Unlike many other species of the family Fabaceae, Hymenaea stiginocarpa is said to lack symbiontic soil bacteria, and therefore is unable to directly use the nitrate made by the bacteria from atmospheric nitrogen.

== Distribution ==
Hymenaea stiginocarpa occurs in northern, central, and eastern Brazil and in Paraguay.

== Uses ==
Jatobá do cerrado is an important tree for the people of the Brazilian Cerrado, and it represents a substantial economic value with its high quality wood, resin and edible fruits. These fruits can be used to produce flour and in the preparation of different types of food. With the increasing demand for the products of this plant, there is a need for commercial cultivation and for growing high quality seedlings.

Jatobá fruit pulp contains about 5½% protein, and almost 50% high-fibre flour consisting of 40% non-soluble fibre and about 9% soluble fibre.

Basic nutritional components, vitamins and minerals of Jatobá do cerrado fruit pulp

| Major Components | Percentage | Vitamins | Content per 100 g | Minerals | Content per 100 g |
| oil | 3% – 5% | β-carotene (vitamin A) | 0.3 – 0.5 mg | potassium | 1120 mg |
| proteins | 5% – 6% | folic acid (vitamin B9) | 49 – 58 μg | magnesium | 125 mg |
| carbohydrates | 31% – 37% | ascorbic acid (vitamin C) | 7 – 11 mg | calcium | 134 mg |
| crude fiber | 42% – 47% | α-tocopherol (vitamin E) | 399 – 480 μg | phosphorus | 96 mg |
| ash | 3½% |  |  | zinc | 1.4 mg |
| moisture | 8% – 10% | energy | 193.0 kcal | sodium | 7 mg |

The flour made from jatobá is appreciated by the local people in the Cerrado and used to prepare jelly, liqueur, cakes, breads and porridge. The resin from the stems of jatobá do cerrado is used to polish canoes, and to produce varnishes.

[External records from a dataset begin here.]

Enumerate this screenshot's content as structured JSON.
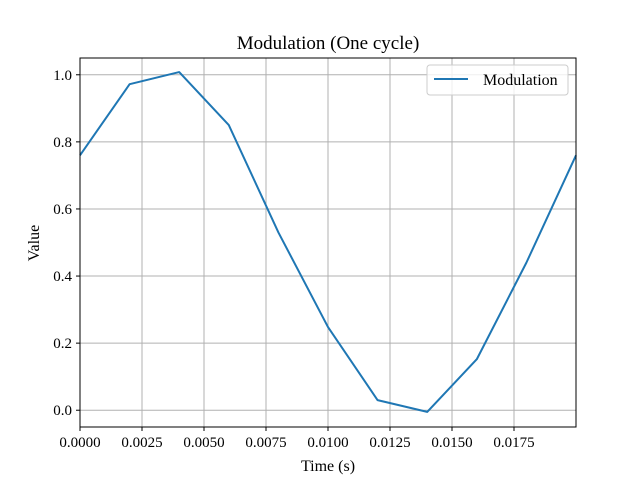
{
  "chart_data": {
    "type": "line",
    "title": "Modulation (One cycle)",
    "xlabel": "Time (s)",
    "ylabel": "Value",
    "xlim": [
      0.0,
      0.02
    ],
    "ylim": [
      -0.05,
      1.05
    ],
    "grid": true,
    "legend_position": "top-right",
    "x_ticks": [
      0.0,
      0.0025,
      0.005,
      0.0075,
      0.01,
      0.0125,
      0.015,
      0.0175
    ],
    "x_tick_labels": [
      "0.0000",
      "0.0025",
      "0.0050",
      "0.0075",
      "0.0100",
      "0.0125",
      "0.0150",
      "0.0175"
    ],
    "y_ticks": [
      0.0,
      0.2,
      0.4,
      0.6,
      0.8,
      1.0
    ],
    "y_tick_labels": [
      "0.0",
      "0.2",
      "0.4",
      "0.6",
      "0.8",
      "1.0"
    ],
    "series": [
      {
        "name": "Modulation",
        "color": "#1f77b4",
        "x": [
          0.0,
          0.002,
          0.004,
          0.006,
          0.008,
          0.01,
          0.012,
          0.014,
          0.016,
          0.018,
          0.02
        ],
        "values": [
          0.76,
          0.972,
          1.008,
          0.85,
          0.53,
          0.248,
          0.03,
          -0.005,
          0.152,
          0.44,
          0.76
        ]
      }
    ]
  }
}
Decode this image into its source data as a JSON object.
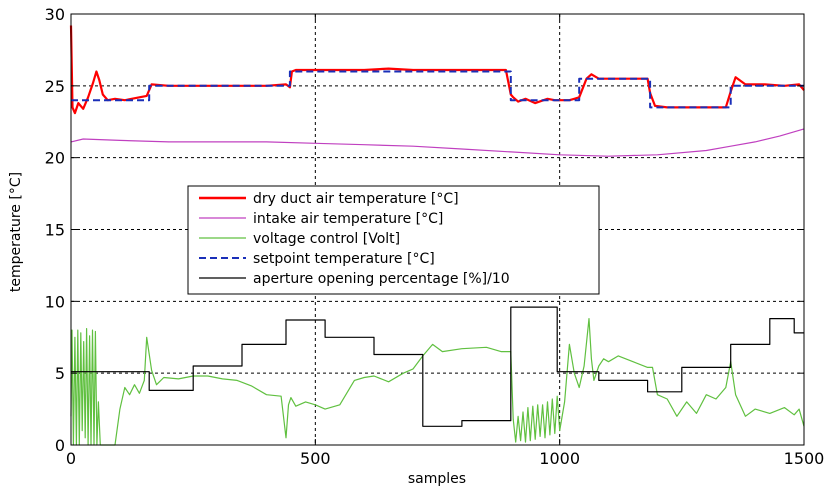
{
  "chart_data": {
    "type": "line",
    "title": "",
    "xlabel": "samples",
    "ylabel": "temperature [°C]",
    "xlim": [
      0,
      1500
    ],
    "ylim": [
      0,
      30
    ],
    "xticks": [
      0,
      500,
      1000,
      1500
    ],
    "yticks": [
      0,
      5,
      10,
      15,
      20,
      25,
      30
    ],
    "grid": true,
    "legend_position": "center",
    "series": [
      {
        "name": "dry duct air temperature [°C]",
        "color": "#ff0000",
        "style": "solid",
        "x": [
          0,
          3,
          8,
          15,
          25,
          35,
          45,
          52,
          58,
          65,
          75,
          90,
          110,
          140,
          155,
          165,
          200,
          250,
          300,
          350,
          400,
          440,
          448,
          452,
          460,
          500,
          550,
          600,
          650,
          700,
          750,
          800,
          850,
          890,
          900,
          905,
          915,
          930,
          950,
          975,
          990,
          1000,
          1020,
          1030,
          1040,
          1055,
          1065,
          1080,
          1120,
          1160,
          1180,
          1185,
          1195,
          1220,
          1260,
          1300,
          1340,
          1350,
          1360,
          1380,
          1420,
          1460,
          1490,
          1500
        ],
        "y": [
          29.2,
          23.5,
          23.1,
          23.8,
          23.4,
          24.2,
          25.2,
          26.0,
          25.4,
          24.4,
          24.0,
          24.1,
          24.0,
          24.2,
          24.3,
          25.1,
          25.0,
          25.0,
          25.0,
          25.0,
          25.0,
          25.1,
          24.9,
          26.0,
          26.1,
          26.1,
          26.1,
          26.1,
          26.2,
          26.1,
          26.1,
          26.1,
          26.1,
          26.1,
          24.4,
          24.2,
          23.9,
          24.1,
          23.8,
          24.1,
          24.0,
          24.0,
          24.0,
          24.1,
          24.2,
          25.5,
          25.8,
          25.5,
          25.5,
          25.5,
          25.5,
          24.5,
          23.6,
          23.5,
          23.5,
          23.5,
          23.5,
          24.6,
          25.6,
          25.1,
          25.1,
          25.0,
          25.1,
          24.7
        ]
      },
      {
        "name": "intake air temperature [°C]",
        "color": "#c040c0",
        "style": "solid",
        "x": [
          0,
          25,
          100,
          200,
          300,
          400,
          500,
          600,
          700,
          800,
          900,
          1000,
          1100,
          1200,
          1300,
          1350,
          1400,
          1450,
          1500
        ],
        "y": [
          21.1,
          21.3,
          21.2,
          21.1,
          21.1,
          21.1,
          21.0,
          20.9,
          20.8,
          20.6,
          20.4,
          20.2,
          20.1,
          20.2,
          20.5,
          20.8,
          21.1,
          21.5,
          22.0
        ]
      },
      {
        "name": "voltage control [Volt]",
        "color": "#60c040",
        "style": "solid",
        "x": [
          0,
          2,
          5,
          8,
          11,
          14,
          17,
          20,
          23,
          26,
          29,
          32,
          35,
          38,
          41,
          44,
          47,
          50,
          53,
          56,
          60,
          70,
          80,
          90,
          100,
          110,
          120,
          130,
          140,
          150,
          155,
          165,
          175,
          190,
          220,
          250,
          280,
          310,
          340,
          370,
          400,
          430,
          440,
          445,
          450,
          460,
          480,
          500,
          520,
          550,
          580,
          600,
          620,
          650,
          680,
          700,
          720,
          740,
          760,
          800,
          850,
          880,
          900,
          905,
          910,
          915,
          920,
          925,
          930,
          935,
          940,
          945,
          950,
          955,
          960,
          965,
          970,
          975,
          980,
          985,
          990,
          995,
          1000,
          1010,
          1020,
          1030,
          1040,
          1050,
          1060,
          1065,
          1070,
          1080,
          1090,
          1100,
          1120,
          1150,
          1180,
          1190,
          1200,
          1220,
          1240,
          1260,
          1280,
          1300,
          1320,
          1340,
          1350,
          1360,
          1380,
          1400,
          1430,
          1460,
          1480,
          1490,
          1500
        ],
        "y": [
          2,
          8,
          0,
          7.5,
          0,
          8,
          0,
          7.8,
          1,
          7.2,
          0.5,
          8.1,
          0,
          7.6,
          0,
          8,
          0,
          7.9,
          0,
          3,
          0,
          0,
          0,
          0,
          2.5,
          4,
          3.5,
          4.2,
          3.6,
          4.5,
          7.5,
          5.2,
          4.2,
          4.7,
          4.6,
          4.8,
          4.8,
          4.6,
          4.5,
          4.1,
          3.5,
          3.4,
          0.5,
          2.8,
          3.3,
          2.7,
          3.0,
          2.8,
          2.5,
          2.8,
          4.5,
          4.7,
          4.8,
          4.4,
          5.0,
          5.3,
          6.2,
          7.0,
          6.5,
          6.7,
          6.8,
          6.5,
          6.5,
          1.8,
          0.2,
          2.0,
          0.3,
          2.3,
          0.2,
          2.6,
          0.3,
          2.7,
          0.4,
          2.8,
          0.6,
          2.8,
          0.5,
          3.0,
          0.7,
          3.2,
          0.8,
          3.4,
          1.0,
          3.0,
          7.0,
          5.0,
          4.0,
          5.5,
          8.8,
          6.0,
          4.5,
          5.5,
          6.0,
          5.8,
          6.2,
          5.8,
          5.4,
          5.4,
          3.5,
          3.2,
          2.0,
          3.0,
          2.2,
          3.5,
          3.2,
          4.0,
          5.8,
          3.5,
          2.0,
          2.5,
          2.2,
          2.6,
          2.1,
          2.5,
          1.3
        ]
      },
      {
        "name": "setpoint temperature [°C]",
        "color": "#1a2fb8",
        "style": "dashed",
        "x": [
          0,
          15,
          15,
          160,
          160,
          448,
          448,
          900,
          900,
          1040,
          1040,
          1185,
          1185,
          1350,
          1350,
          1500
        ],
        "y": [
          24,
          24,
          24,
          24,
          25,
          25,
          26,
          26,
          24,
          24,
          25.5,
          25.5,
          23.5,
          23.5,
          25,
          25
        ]
      },
      {
        "name": "aperture opening percentage [%]/10",
        "color": "#000000",
        "style": "solid",
        "x": [
          0,
          160,
          160,
          250,
          250,
          350,
          350,
          440,
          440,
          520,
          520,
          620,
          620,
          720,
          720,
          800,
          800,
          900,
          900,
          995,
          995,
          1080,
          1080,
          1180,
          1180,
          1250,
          1250,
          1350,
          1350,
          1430,
          1430,
          1480,
          1480,
          1500
        ],
        "y": [
          5.1,
          5.1,
          3.8,
          3.8,
          5.5,
          5.5,
          7.0,
          7.0,
          8.7,
          8.7,
          7.5,
          7.5,
          6.3,
          6.3,
          1.3,
          1.3,
          1.7,
          1.7,
          9.6,
          9.6,
          5.1,
          5.1,
          4.5,
          4.5,
          3.7,
          3.7,
          5.4,
          5.4,
          7.0,
          7.0,
          8.8,
          8.8,
          7.8,
          7.8
        ]
      }
    ]
  }
}
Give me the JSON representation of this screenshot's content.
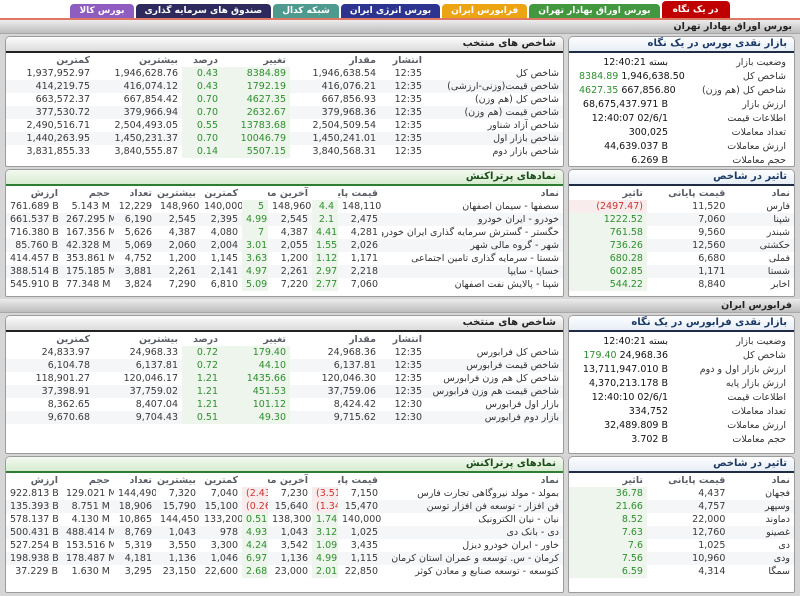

Scholars showed a large variation in genetics between and within subpopulations that corresponds to variability in the weight of the fruit, and this provides perspective for breeding varieties with more favourable traits for human use. Seedlings can be grown in plastic bags with 50% shading, and do best in a mineral soil without organic compost and in a greenhouse. H. stigonocarpa grows best in a sunny spot and prefers well-drained soil. When established, the trees are somewhat resistant to drought. In general, it grows slowly. Jatobá do cerrado is sometimes planted as an ornamental.

One study showed that extracts of H. stigonocarpa suppressed cell division in onions, and this may imply that it contains some cytotoxic substance.